It is known from the records of the city schools that the standard deviation of mathematics test score on the XYZ test is 5. A sample of 200 pupils were taken and it was found that the sample mean score is 75. Previous tests showed the population mean to be 70. Is it safe to conclude that the sample is significantly different from the population at 5% significance level?

The following null and alternative hypotheses need to be tested:

$H_0:\mu=70$

$H_1:\mu\not=70$

This corresponds to a two-tailed test, for which a z-test for one mean, with known population standard deviation will be used.

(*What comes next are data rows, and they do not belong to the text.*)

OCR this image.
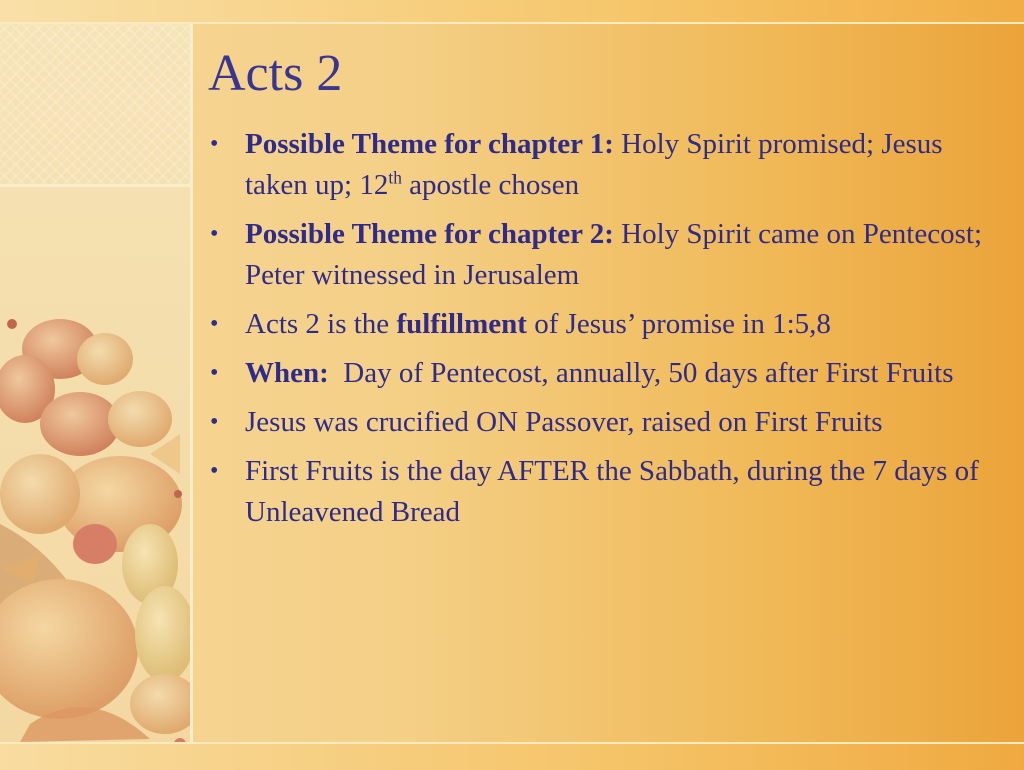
Acts 2
• Possible Theme for chapter 1: Holy Spirit promised; Jesus taken up; 12th apostle chosen
• Possible Theme for chapter 2: Holy Spirit came on Pentecost; Peter witnessed in Jerusalem
• Acts 2 is the fulfillment of Jesus’ promise in 1:5,8
• When:  Day of Pentecost, annually, 50 days after First Fruits
• Jesus was crucified ON Passover, raised on First Fruits
• First Fruits is the day AFTER the Sabbath, during the 7 days of Unleavened Bread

Based on the information provided, the significance level is $\alpha = 0.05,$ and the critical value for a two-tailed test is $z_c = 1.96.$

The rejection region for this two-tailed test is $R = \{z: |z| > 1.96\}$

The z-statistic is computed as follows:

$z=\dfrac{\bar{x}-\mu}{\sigma/\sqrt{n}}=\dfrac{75-70}{5/\sqrt{200}}$

$=10\sqrt{2}\approx14.142$

Since it is observed that $|z| = 14.142 > 1.96=z_c,$ it is then concluded that the null hypothesis is rejected.

Using the P-value approach: The p-value is $p=2P(Z>14.142)\approx0,$ and since $p = 0 < 0.05=\alpha,$ it is concluded that the null hypothesis is rejected.

Therefore, there is enough evidence to claim that the population mean $\mu$  is different than 70, at the $\alpha = 0.05$ significance level.